Appalachian patients are also more likely to present with later-stage disease, because access to regular primary care, cancer screening, and early specialty referrals is structurally limited in this region. Later-stage disease means more advanced tumor burden. More advanced tumor burden can change the entire dosimetric picture, including how much of the drug concentrates in tumors versus being absorbed by surrounding healthy tissue.

There is also a logistics dimension to this that matters. Post-therapy dosimetry imaging requires patients to return for scans after treatment. For a patient in a rural county who drove two hours to get to the treatment site, that return trip is not a minor inconvenience. It is a real barrier. That is exactly why programs offering theranostics in community settings need to build dosimetry workflows that account for the practical constraints of the patient population they serve, not just replicate what academic centers do.

The field has begun acknowledging this. Simplified dosimetry approaches, including single-time-point methods and hybrid planar/SPECT protocols, are being developed precisely to reduce the imaging burden on patients and clinics with limited capacity. The science is moving in the right direction. But it only helps patients in communities like ours if providers in those communities know this work exists, understand how to apply it, and have the infrastructure to do it.

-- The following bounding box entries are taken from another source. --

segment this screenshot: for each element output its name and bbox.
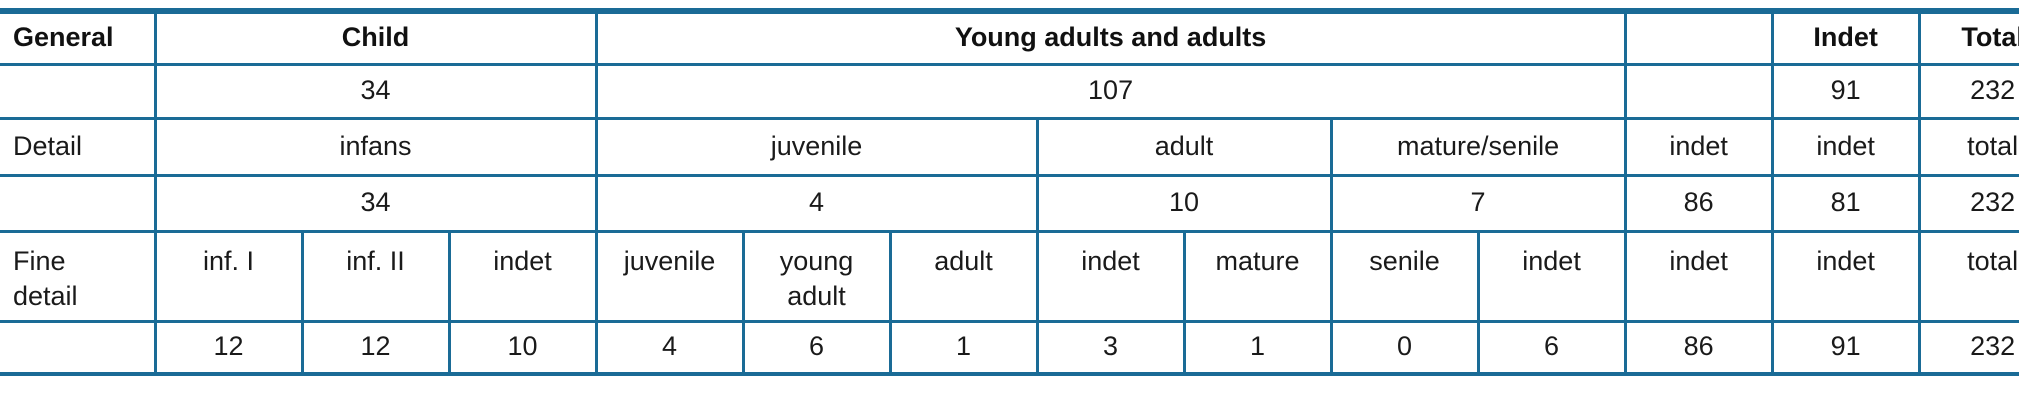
header-cell: mature/senile	[1329, 116, 1627, 177]
header-cell: total	[1917, 229, 2019, 323]
count-cell: 3	[1035, 319, 1186, 376]
row-general-counts: 34 107 91 232	[0, 62, 2019, 120]
header-cell: indet	[1770, 229, 1921, 323]
count-cell: 86	[1623, 319, 1774, 376]
header-cell: indet	[1770, 116, 1921, 177]
count-cell: 107	[594, 62, 1627, 120]
count-cell: 81	[1770, 173, 1921, 233]
count-cell: 0	[1329, 319, 1480, 376]
count-cell: 1	[888, 319, 1039, 376]
header-cell: indet	[1623, 116, 1774, 177]
empty-cell	[0, 173, 157, 233]
empty-cell	[0, 62, 157, 120]
header-cell: total	[1917, 116, 2019, 177]
header-cell: juvenile	[594, 116, 1039, 177]
count-cell: 232	[1917, 62, 2019, 120]
count-cell: 91	[1770, 319, 1921, 376]
row-fine-detail-header: Fine detail inf. I inf. II indet juvenil…	[0, 229, 2019, 323]
header-cell: adult	[1035, 116, 1333, 177]
row-general-header: General Child Young adults and adults In…	[0, 9, 2019, 66]
count-cell: 34	[153, 62, 598, 120]
header-cell: infans	[153, 116, 598, 177]
empty-cell	[1623, 62, 1774, 120]
count-cell: 7	[1329, 173, 1627, 233]
count-cell: 12	[300, 319, 451, 376]
count-cell: 1	[1182, 319, 1333, 376]
header-cell: senile	[1329, 229, 1480, 323]
age-distribution-table: General Child Young adults and adults In…	[0, 8, 2019, 376]
row-detail-counts: 34 4 10 7 86 81 232	[0, 173, 2019, 233]
count-cell: 232	[1917, 319, 2019, 376]
empty-cell	[0, 319, 157, 376]
count-cell: 12	[153, 319, 304, 376]
header-young-adults-and-adults: Young adults and adults	[594, 9, 1627, 66]
count-cell: 10	[1035, 173, 1333, 233]
header-child: Child	[153, 9, 598, 66]
header-cell: indet	[1476, 229, 1627, 323]
header-cell: indet	[1035, 229, 1186, 323]
row-label-detail: Detail	[0, 116, 157, 177]
header-cell: young adult	[741, 229, 892, 323]
count-cell: 6	[741, 319, 892, 376]
count-cell: 6	[1476, 319, 1627, 376]
row-label-fine-detail: Fine detail	[0, 229, 157, 323]
count-cell: 10	[447, 319, 598, 376]
header-cell: adult	[888, 229, 1039, 323]
count-cell: 4	[594, 319, 745, 376]
header-cell: indet	[447, 229, 598, 323]
header-indet: Indet	[1770, 9, 1921, 66]
row-detail-header: Detail infans juvenile adult mature/seni…	[0, 116, 2019, 177]
header-total: Total	[1917, 9, 2019, 66]
count-cell: 232	[1917, 173, 2019, 233]
count-cell: 86	[1623, 173, 1774, 233]
header-cell: indet	[1623, 229, 1774, 323]
header-cell: mature	[1182, 229, 1333, 323]
row-fine-detail-counts: 12 12 10 4 6 1 3 1 0 6 86 91 232	[0, 319, 2019, 376]
header-general: General	[0, 9, 157, 66]
header-cell: juvenile	[594, 229, 745, 323]
count-cell: 4	[594, 173, 1039, 233]
header-cell: inf. II	[300, 229, 451, 323]
empty-cell	[1623, 9, 1774, 66]
count-cell: 91	[1770, 62, 1921, 120]
count-cell: 34	[153, 173, 598, 233]
header-cell: inf. I	[153, 229, 304, 323]
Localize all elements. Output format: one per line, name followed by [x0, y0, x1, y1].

What ARC Is Doing About It

One of the core commitments of the Appalachian Radiotheranostics Coalition is that theranostics access in this region should mean real theranostics, not a stripped-down version of it. That means our education and training work includes dosimetry, but distilled down to practical workflows that community-based programs need to be able to execute.

Our workshop curriculum covers post-therapy SPECT/CT protocols, dosimetry calculation frameworks, and organ-at-risk monitoring. Our goal is to help programs across the Knoxville-to-Roanoke corridor understand not just how to administer these therapies, but how to do so in a way that is calibrated to their patients' actual physiology, not just the average patient from a Phase 3 trial enrollment list.

Patients here deserve the same quality of dosimetric oversight that patients at major academic centers receive. Closing that gap is not a technical problem. It is an education and infrastructure problem. That is the problem ARC exists to solve.